The zinc market is approaching a fork in the road. First-half 2026 has been defined by supply constraints — cancelled warrants, smelter disruptions in Peru and Kazakhstan, and collapsing treatment charges — that have kept LME prices pinned in the $3,400–3,500/t range. But the second half of the year is shaping up to be a very different story. Fastmarkets expects H1 firmness to gradually give way to softening, while Morgan Stanley's full-year 2026 average forecast of $2,900/t implies a substantial correction from current levels. (FACT: Fastmarkets, Morgan Stanley, 2026)

The central puzzle is the "trapped surplus" in China. Chinese zinc smelters have been producing at elevated rates, building a substantial inventory of refined metal. Under normal market conditions, this surplus would flow onto the seaborne market, capping global prices. But with the LME-Shanghai Futures Exchange (SHFE) arbitrage window effectively closed — Chinese domestic prices are below international parity — there is no commercial incentive for Chinese producers to export. The surplus is contained within China's borders, while Western markets remain structurally tight. (FACT: Fastmarkets, 2026)

$2,900/tMorgan Stanley's 2026 full-year average forecast — a 15–18% downside from current spot levels

The arbitrage dynamic could change quickly. If LME prices remain elevated while SHFE prices drift lower (or if the yuan weakens), the export window could open, releasing Chinese metal onto the global market. That release would be the single biggest downside risk for zinc prices in H2 2026. The timing is uncertain, but the direction is clear: the longer the price disparity persists, the more inventory accumulates in China, and the more powerful the eventual export wave will be. (FACT: FocusEconomics, 2026)

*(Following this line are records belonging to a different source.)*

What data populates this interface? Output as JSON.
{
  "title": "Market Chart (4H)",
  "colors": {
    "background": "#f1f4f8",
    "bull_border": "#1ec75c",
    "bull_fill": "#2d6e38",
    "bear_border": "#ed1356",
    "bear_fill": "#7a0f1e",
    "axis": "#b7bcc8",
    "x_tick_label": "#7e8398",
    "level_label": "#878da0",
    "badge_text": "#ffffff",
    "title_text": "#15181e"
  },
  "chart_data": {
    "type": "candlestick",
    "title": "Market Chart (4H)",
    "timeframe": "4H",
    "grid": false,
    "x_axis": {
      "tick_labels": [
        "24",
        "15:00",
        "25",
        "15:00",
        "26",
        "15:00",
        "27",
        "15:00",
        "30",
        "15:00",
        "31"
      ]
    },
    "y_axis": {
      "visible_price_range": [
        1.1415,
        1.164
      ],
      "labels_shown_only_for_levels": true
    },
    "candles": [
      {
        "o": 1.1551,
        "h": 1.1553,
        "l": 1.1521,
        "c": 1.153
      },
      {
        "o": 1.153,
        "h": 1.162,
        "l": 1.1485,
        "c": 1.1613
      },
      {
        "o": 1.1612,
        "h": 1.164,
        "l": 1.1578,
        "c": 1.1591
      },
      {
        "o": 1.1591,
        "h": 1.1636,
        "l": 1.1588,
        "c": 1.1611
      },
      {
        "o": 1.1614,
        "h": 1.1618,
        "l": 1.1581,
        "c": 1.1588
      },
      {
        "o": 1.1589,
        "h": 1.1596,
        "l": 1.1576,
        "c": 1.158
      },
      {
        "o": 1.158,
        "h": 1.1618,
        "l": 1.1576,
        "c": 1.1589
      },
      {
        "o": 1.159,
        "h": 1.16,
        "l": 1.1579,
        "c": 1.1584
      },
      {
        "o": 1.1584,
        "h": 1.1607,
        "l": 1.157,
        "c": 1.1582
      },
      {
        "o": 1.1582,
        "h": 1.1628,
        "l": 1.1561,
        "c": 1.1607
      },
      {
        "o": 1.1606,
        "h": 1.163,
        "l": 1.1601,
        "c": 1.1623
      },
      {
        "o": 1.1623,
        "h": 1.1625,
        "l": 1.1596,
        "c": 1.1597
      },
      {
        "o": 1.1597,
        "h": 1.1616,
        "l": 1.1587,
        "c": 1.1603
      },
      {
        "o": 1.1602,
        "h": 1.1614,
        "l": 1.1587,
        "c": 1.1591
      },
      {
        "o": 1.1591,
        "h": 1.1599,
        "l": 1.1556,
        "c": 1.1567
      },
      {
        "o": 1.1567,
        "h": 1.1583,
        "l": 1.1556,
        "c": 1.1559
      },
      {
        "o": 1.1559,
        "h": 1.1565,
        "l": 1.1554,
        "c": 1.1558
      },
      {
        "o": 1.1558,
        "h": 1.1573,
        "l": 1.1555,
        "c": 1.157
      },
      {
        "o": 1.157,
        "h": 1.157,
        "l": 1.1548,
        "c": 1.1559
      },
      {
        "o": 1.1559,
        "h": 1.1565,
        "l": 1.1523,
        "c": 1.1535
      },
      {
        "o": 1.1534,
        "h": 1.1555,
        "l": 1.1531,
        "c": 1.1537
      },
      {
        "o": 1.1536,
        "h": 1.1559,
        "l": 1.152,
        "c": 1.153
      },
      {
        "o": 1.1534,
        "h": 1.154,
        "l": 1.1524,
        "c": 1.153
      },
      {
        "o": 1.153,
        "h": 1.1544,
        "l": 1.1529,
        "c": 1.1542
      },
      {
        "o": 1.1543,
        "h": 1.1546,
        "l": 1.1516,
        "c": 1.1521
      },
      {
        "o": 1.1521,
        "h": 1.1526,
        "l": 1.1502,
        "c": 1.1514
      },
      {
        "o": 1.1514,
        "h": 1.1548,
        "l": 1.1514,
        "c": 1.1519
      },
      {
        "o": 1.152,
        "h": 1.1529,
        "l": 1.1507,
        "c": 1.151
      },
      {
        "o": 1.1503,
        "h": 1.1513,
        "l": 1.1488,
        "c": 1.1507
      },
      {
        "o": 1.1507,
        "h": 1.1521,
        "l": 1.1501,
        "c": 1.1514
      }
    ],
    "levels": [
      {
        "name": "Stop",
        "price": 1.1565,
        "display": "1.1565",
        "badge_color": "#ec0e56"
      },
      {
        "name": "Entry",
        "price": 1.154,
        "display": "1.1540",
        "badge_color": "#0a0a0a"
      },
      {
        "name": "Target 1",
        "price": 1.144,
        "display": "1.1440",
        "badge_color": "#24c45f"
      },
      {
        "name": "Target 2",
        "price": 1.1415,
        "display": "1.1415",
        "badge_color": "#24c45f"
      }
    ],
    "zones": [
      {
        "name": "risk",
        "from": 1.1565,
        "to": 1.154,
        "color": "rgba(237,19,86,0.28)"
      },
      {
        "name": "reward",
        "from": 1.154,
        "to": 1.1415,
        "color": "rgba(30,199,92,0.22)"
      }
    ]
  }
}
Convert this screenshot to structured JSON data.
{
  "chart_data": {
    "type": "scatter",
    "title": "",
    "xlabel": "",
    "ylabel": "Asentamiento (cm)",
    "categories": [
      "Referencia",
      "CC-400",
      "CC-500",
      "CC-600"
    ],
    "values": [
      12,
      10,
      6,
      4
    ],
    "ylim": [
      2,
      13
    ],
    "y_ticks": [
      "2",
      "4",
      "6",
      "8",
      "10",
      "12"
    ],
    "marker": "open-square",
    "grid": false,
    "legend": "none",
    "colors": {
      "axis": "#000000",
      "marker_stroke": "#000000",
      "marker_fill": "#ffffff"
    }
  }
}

On the demand side, the outlook is unambiguously soft. Global construction activity — the single largest end-use sector for zinc (galvanized steel in building structures, roofing, and infrastructure) — is contracting in China and barely growing in Europe and North America. Manufacturing PMIs across the developed world have been trending below the 50-point expansion threshold. This is not a demand environment that can sustain prices above $3,400/t without exceptional supply-side support. (FACT: Reuters, S&P Global, 2026)

The H2 outlook therefore hinges on timing. If Chinese export arbitrage opens before new mine supply fully ramps and before smelter disruptions in Peru resolve, the market could see a rapid price adjustment. If, however, supply constraints persist into Q3 and Q4 — particularly if Peruvian energy rationing continues — the bull case for zinc could extend into year-end. The asymmetry of risk is tilted to the downside, but the path is anything but linear. (FACT: Fastmarkets, May 2026)

What this means for buyers

The H2 outlook creates a classic tactical dilemma for zinc buyers. On one hand, current spot prices above $3,400/t are unsustainable relative to Morgan Stanley's $2,900/t average forecast — suggesting buyers should delay spot purchases and run lean inventories. On the other hand, the trapped-Chinese-surplus narrative could resolve suddenly, causing a sharp price spike if the arbitrage window opens wider and Western markets scramble for supply. The optimal strategy is a barbell approach: lock in a base volume at fixed price for Q3 consumption, but keep the balance of purchasing on a floating or quarterly-linked basis to capture potential H2 downside. Watch LME-SHFE spreads daily as the leading indicator for the Chinese export decision.